# The Greatest Movie Ever Sold



## ShadowSoldier (Jul 20, 2012)

If you haven't heard of this movie, it's by Morgan Spurlock, or as you might know him better as "that guy who was in Super Size Me".

from wiki:



> _*The Greatest Movie Ever Sold*_ (officially titled _*POM Wonderful Presents: The Greatest Movie Ever Sold*_ for sponsorship reasons) is a 2011 documentary film about product placement, marketing and advertising in movies and TV shows



It's insane how the movie plays out, it's basically in real time... you'll understand once you see it. The entire movie is paid for by the sponsors, but the movie is also about those same sponsors. It blows your mind at just how much companies like soda companies, car companies, food companies and everything control the entire world.

I strongly recommend watching this movie. I just watched it on Netflix, so if you have Netflix, go and see it. If not, then stay true to your GBAtemp roots and pirate the shit out of the movie.


----------



## snakepliskin2334 (Jul 20, 2012)

my best movie would be of course  ESCAPE FROM NEW YORK AND LA !


----------



## Guild McCommunist (Jul 20, 2012)

It's on Netflix? I'll surely check it out.

A similarly interesting film is This Film Is Not Yet Been Rated. It's about the MPAA and just how flawed they are. It's also on Netflix if you're interested in the stuff that goes behind the scenes in movies.


----------



## Deleted_171835 (Jul 20, 2012)

Heh, I watched it a couple months ago.

It is pretty enlightening in how advertising is so prominent in our lives.


----------



## Hadrian (Jul 20, 2012)

EDIT:
Hi scavenger.

Another picture of scabies:






Yeah you've wasted your time coming here for there is no answer to find...go back to the clue and think harder.

It could have been a lot better but it was enjoyable and  interesting. Most of his work since Supersize Me has been pretty poor.


----------



## ShadowSoldier (Jul 21, 2012)

Hadrian said:


> It could have been a lot better but it was enjoyable and  interesting. Most of his work since Supersize Me has been pretty poor.



Not really. Maybe "Where in the world is Osama Bin Laden", but this movie is great. Supersize Me just got more attention and was shown pretty much everywhere.


Guild McCommunist said:


> It's on Netflix? I'll surely check it out.
> 
> A similarly interesting film is This Film Is Not Yet Been Rated. It's about the MPAA and just how flawed they are.
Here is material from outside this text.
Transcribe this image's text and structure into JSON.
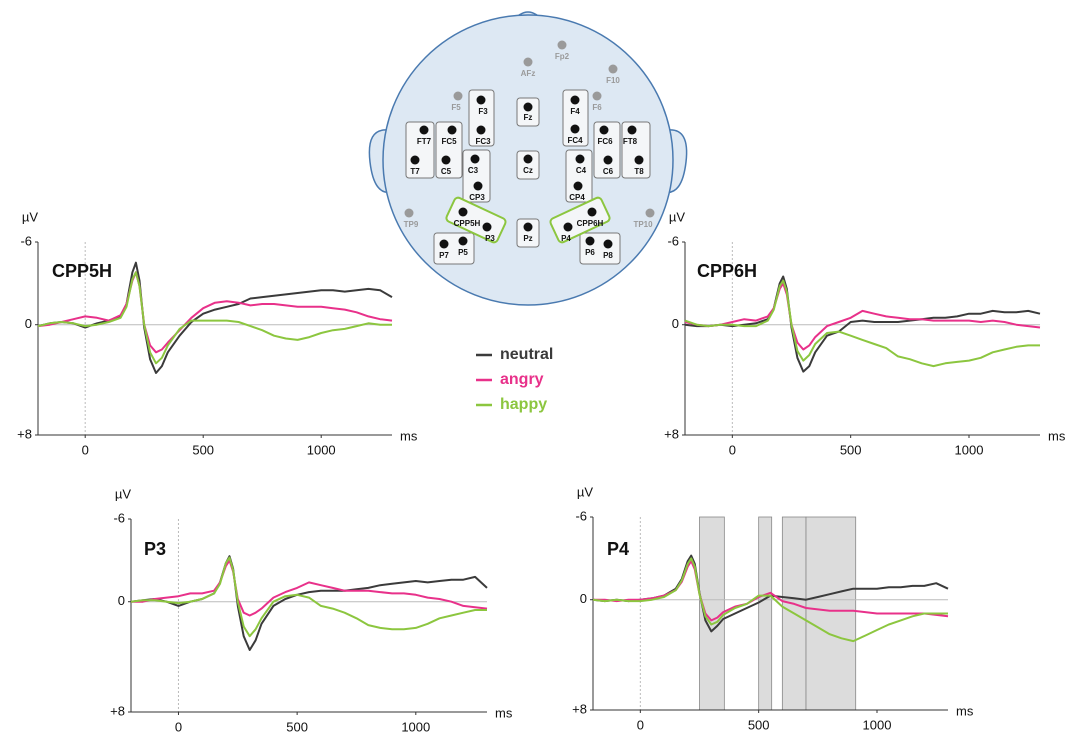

It's also on Netflix if you're interested in the stuff that goes behind the scenes in movies.



Definitely going to watch that. You'll be amazed at just how much companies control our lives.


----------



## Sly 3 4 me (Jul 21, 2012)

Doesn't seem to show up on Netflix when I search for it with different strings of the title and the whole title, shame. It sounded like an interesting nightly watch.

Edit: Had to search for it through Google for it to take me to the page, strange.

Edit 2: By your usage of the wording 'Watched it on Netflix' you were able to watch it for instant stream? I only have the option to have it sent as a DVD.


----------



## DS1 (Jul 21, 2012)

Yeah I saw the trailer, looked good. Like a non-fiction version of Josie and the Pussycats, haha.


----------



## ShadowSoldier (Jul 21, 2012)

Sly 3 4 me said:


> Doesn't seem to show up on Netflix when I search for it with different strings of the title and the whole title, shame. It sounded like an interesting nightly watch.
> 
> Edit: Had to search for it through Google for it to take me to the page, strange.
> 
> Edit 2: By your usage of the wording 'Watched it on Netflix' you were able to watch it for instant stream? I only have the option to have it sent as a DVD.


Yep. Netflix on my PS3.


----------



## Hadrian (Jul 21, 2012)

ShadowSoldier said:


> Hadrian said:
> 
> 
> > It could have been a lot better but it was enjoyable and  interesting. Most of his work since Supersize Me has been pretty poor.
> ...


That one was especially poor.


----------



## ShadowSoldier (Jul 21, 2012)

Hadrian said:


> ShadowSoldier said:
> 
> 
> > Hadrian said:
> ...



I wouldn't say it's bad, still interesting, but it was just too boring. There wasn't enough humor in it for a Morgan Spurlock film.


----------



## DS1 (Jul 23, 2012)

Yeah, it's not available for streaming, the PS3 must have a different system than regular instant watch.


----------



## Gahars (Jul 23, 2012)

I haven't watched any of his stuff since Super Size Me (like a lot of people I'm guessing here), but this sounds interesting. Hoping it works in this clip...

http://www.youtube.com/watch?v=LAjXYfTtGas


----------